Is there anyone who could walk me through this practice problem?:
$\displaystyle \int{\sqrt{1 + \frac{cosx}{sinx}}}\,dx$
I really struggle with integrals involving radicals or trigonometry.
Hey infraRed.
There is probably a simpler way but one suggestion I have is to use complex numbers. cos(x) = [e^(ix) + e^(-ix)]/2 and sin(x) = [e^(ix) - e^(-ix)]/2i.
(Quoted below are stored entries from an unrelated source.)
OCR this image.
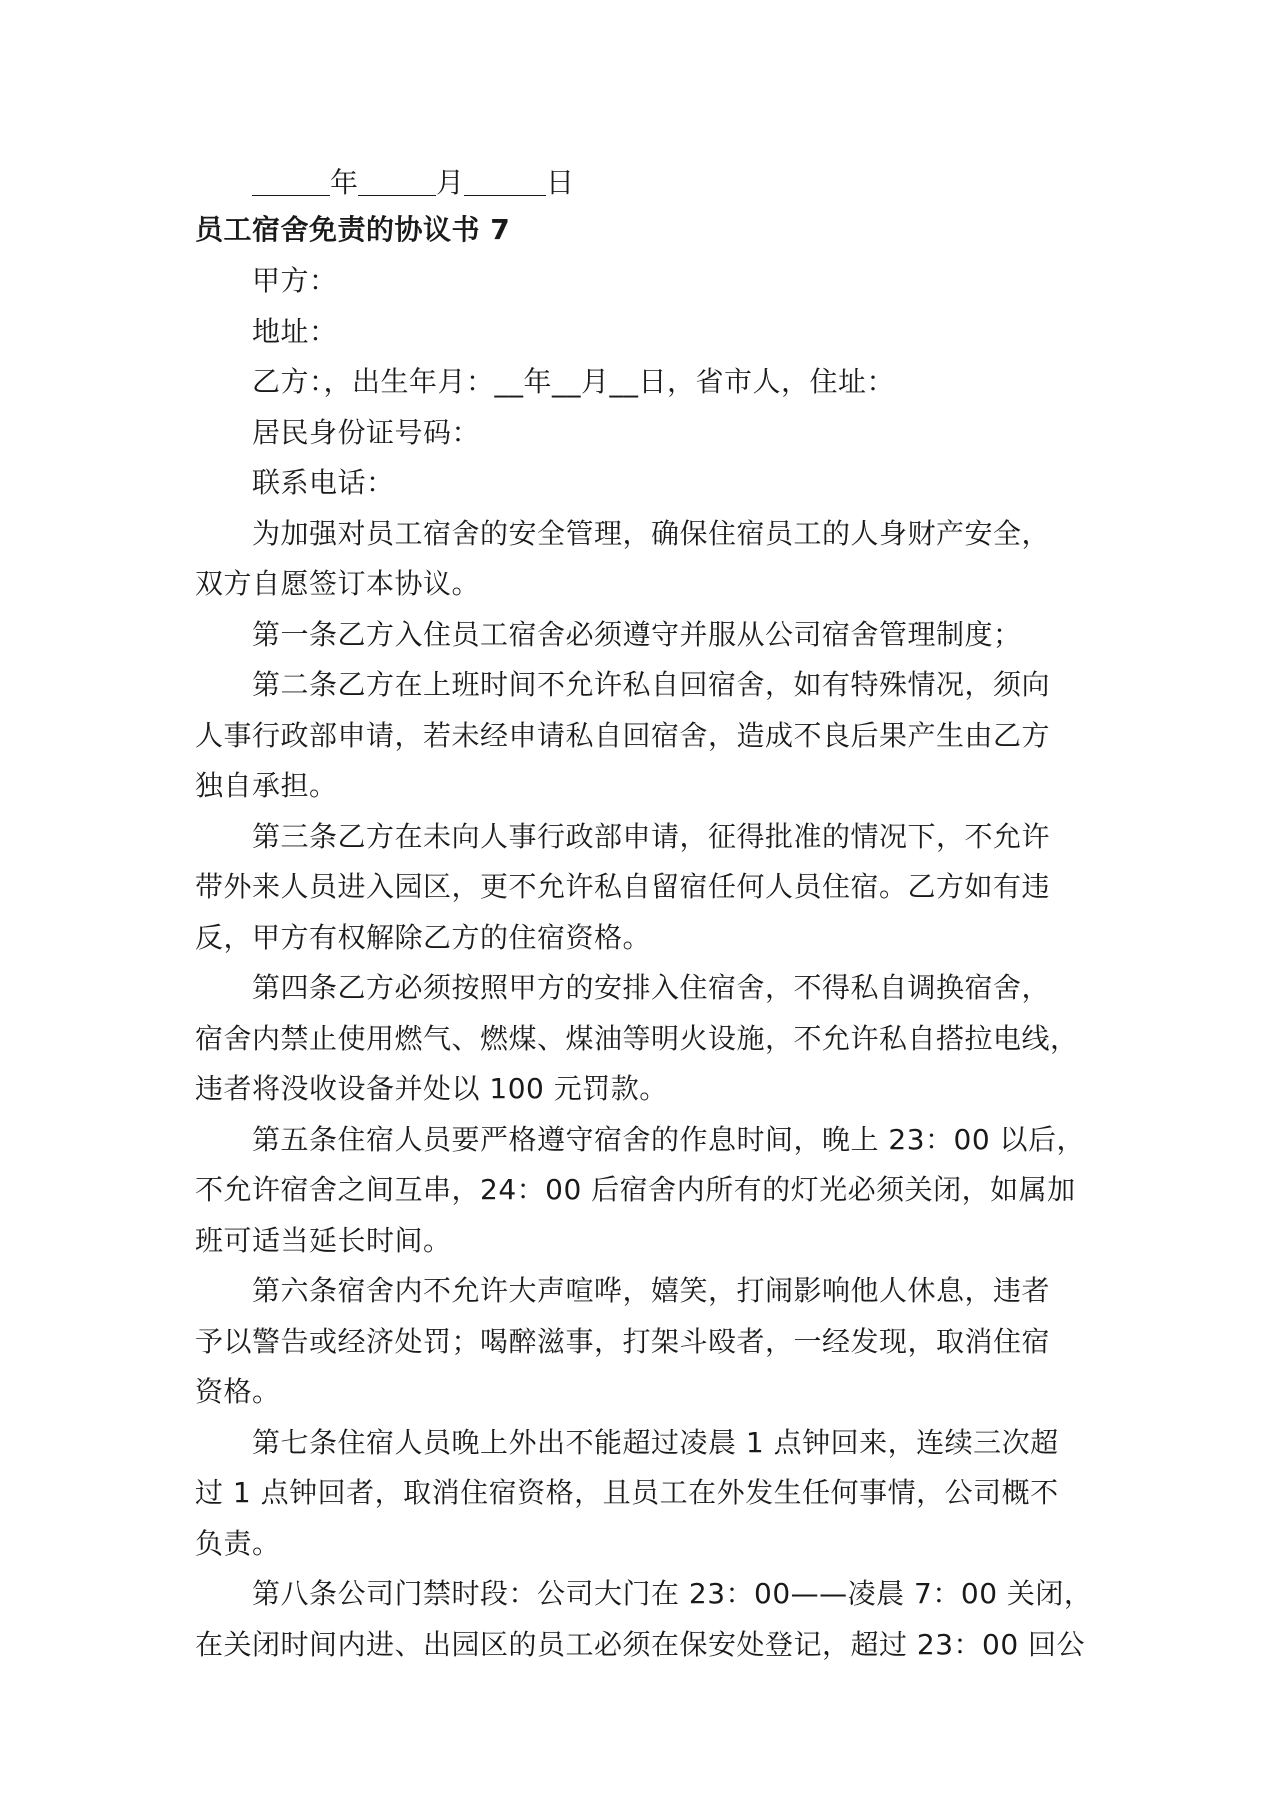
年	月	日
员工宿舍免责的协议书 7
甲方：
地址：
乙方：，出生年月：__年__月__日，省市人，住址：
居民身份证号码：
联系电话：
为加强对员工宿舍的安全管理，确保住宿员工的人身财产安全，
双方自愿签订本协议。
第一条乙方入住员工宿舍必须遵守并服从公司宿舍管理制度；
第二条乙方在上班时间不允许私自回宿舍，如有特殊情况，须向
人事行政部申请，若未经申请私自回宿舍，造成不良后果产生由乙方
独自承担。
第三条乙方在未向人事行政部申请，征得批准的情况下，不允许
带外来人员进入园区，更不允许私自留宿任何人员住宿。乙方如有违
反，甲方有权解除乙方的住宿资格。
第四条乙方必须按照甲方的安排入住宿舍，不得私自调换宿舍，
宿舍内禁止使用燃气、燃煤、煤油等明火设施，不允许私自搭拉电线，
违者将没收设备并处以 100 元罚款。
第五条住宿人员要严格遵守宿舍的作息时间，晚上 23：00 以后，
不允许宿舍之间互串，24：00 后宿舍内所有的灯光必须关闭，如属加
班可适当延长时间。
第六条宿舍内不允许大声喧哗，嬉笑，打闹影响他人休息，违者
予以警告或经济处罚；喝醉滋事，打架斗殴者，一经发现，取消住宿
资格。
第七条住宿人员晚上外出不能超过凌晨 1 点钟回来，连续三次超
过 1 点钟回者，取消住宿资格，且员工在外发生任何事情，公司概不
负责。
第八条公司门禁时段：公司大门在 23：00——凌晨 7：00 关闭，
在关闭时间内进、出园区的员工必须在保安处登记，超过 23：00 回公
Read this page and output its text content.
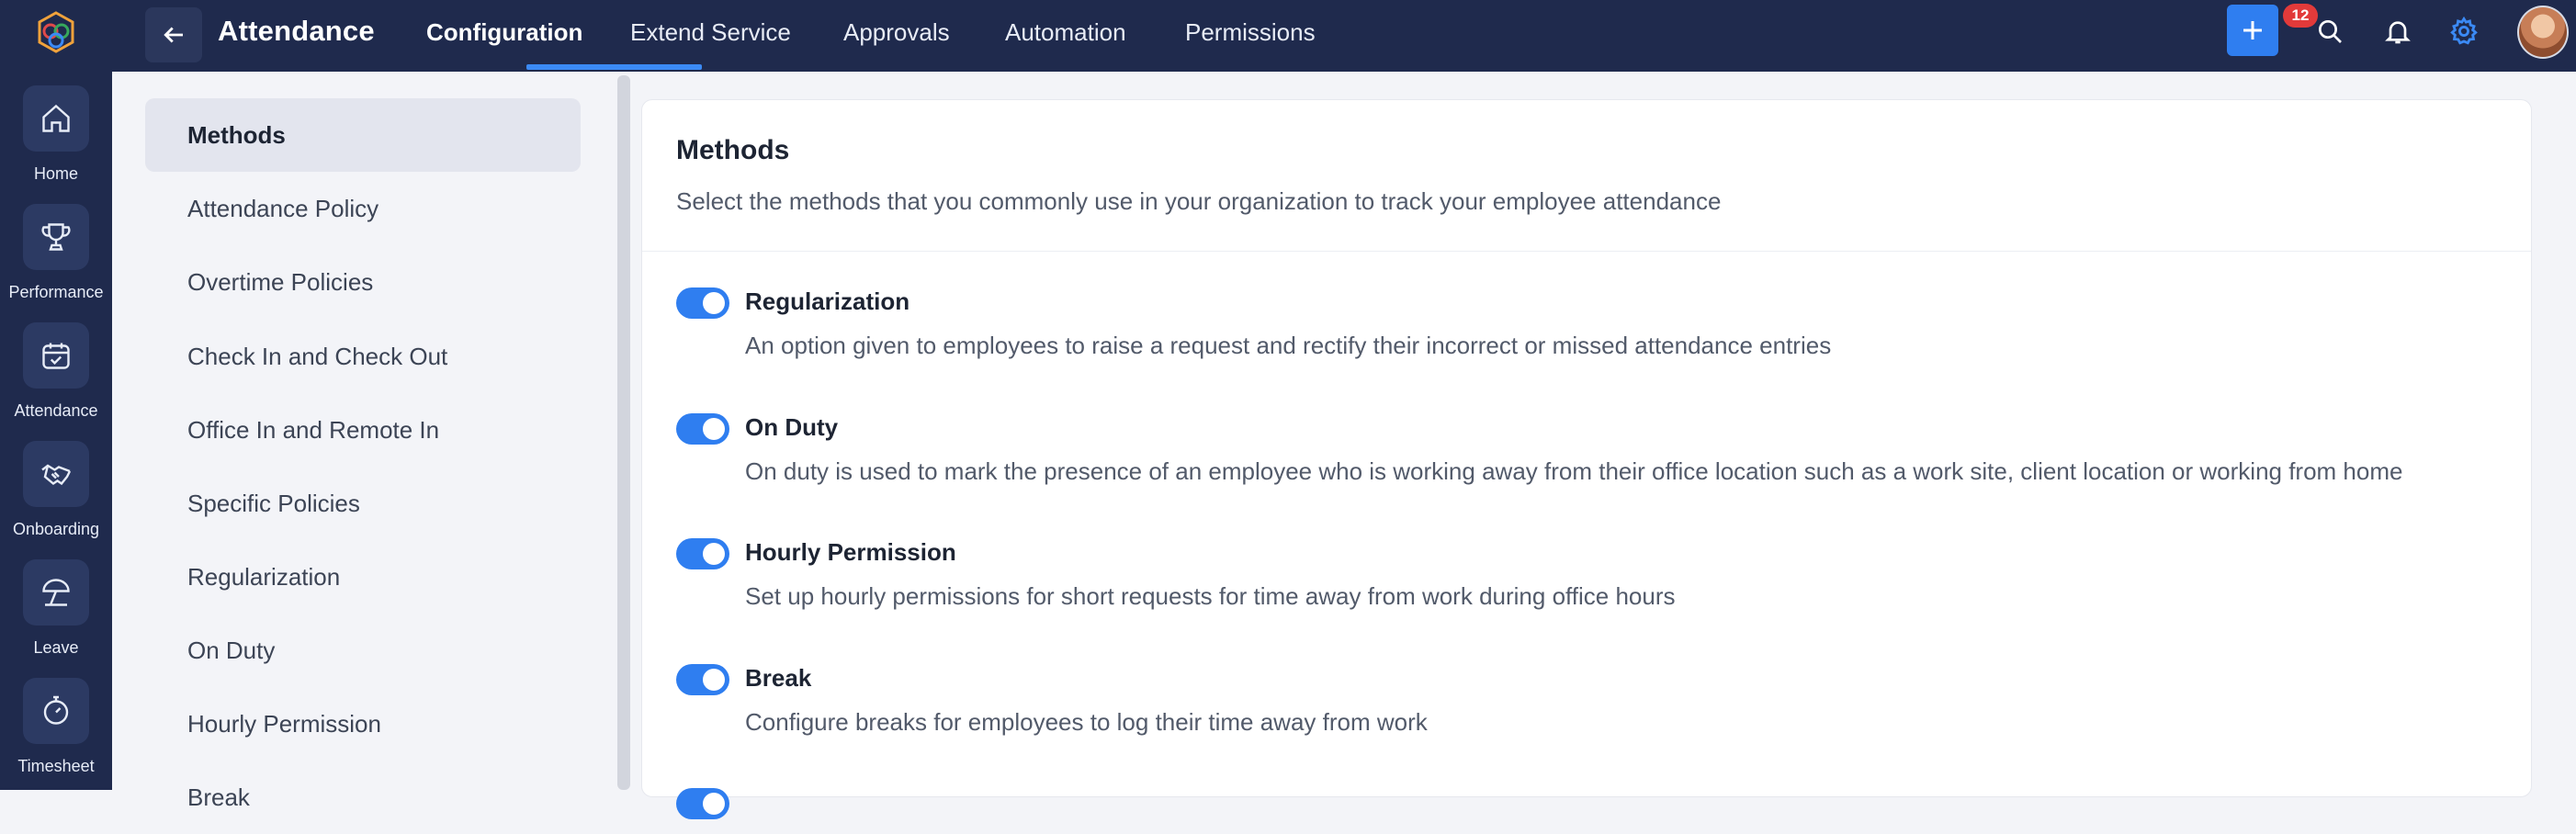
Home
Performance
Attendance
Onboarding
Leave
Timesheet
Attendance Configuration Extend Service Approvals Automation Permissions
12
Methods
Attendance Policy
Overtime Policies
Check In and Check Out
Office In and Remote In
Specific Policies
Regularization
On Duty
Hourly Permission
Break
Methods
Select the methods that you commonly use in your organization to track your employee attendance
Regularization
An option given to employees to raise a request and rectify their incorrect or missed attendance entries
On Duty
On duty is used to mark the presence of an employee who is working away from their office location such as a work site, client location or working from home
Hourly Permission
Set up hourly permissions for short requests for time away from work during office hours
Break
Configure breaks for employees to log their time away from work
Given that you probably haven't done a lot of stuff like that can you mention the identities and concepts that you have studied in the course that you are taking?
Hello, infraRed!
$\displaystyle \displaystyle \int \sqrt{1 + \left(\frac{\cos x}{\sin x}\right)^2}\,dx $
Apply some trig identities . . .
$\displaystyle \sqrt{1 + \left(\frac{\cos x}{\sin x}\right)^2} \;=\; \sqrt{1 + \cot^2x} \;=\;\sqrt{\csc^2x} \;=\;\csc x$
So we have: .$\displaystyle \displaystyle \int \csc x\,dx$
Got it?
Which of course then can be written as
$\displaystyle \displaystyle \begin{align*} \int{\csc{(x)}\,dx} &= \int{\frac{1}{\sin{(x)}}\,dx} \\ &= \int{ \frac{\sin{(x)}}{\sin^2{(x)}}\,dx} \\ &= -\int{\frac{-\sin{(x)}}{1 - \cos^2{(x)}}\,dx} \\ &= -\int{\frac{1}{1 - u^2}\,du} \textrm{ after making the substitution } u = \cos{(x)} \implies du = -\sin{(x)}\,dx \end{align*}$
I'm sure you can go from here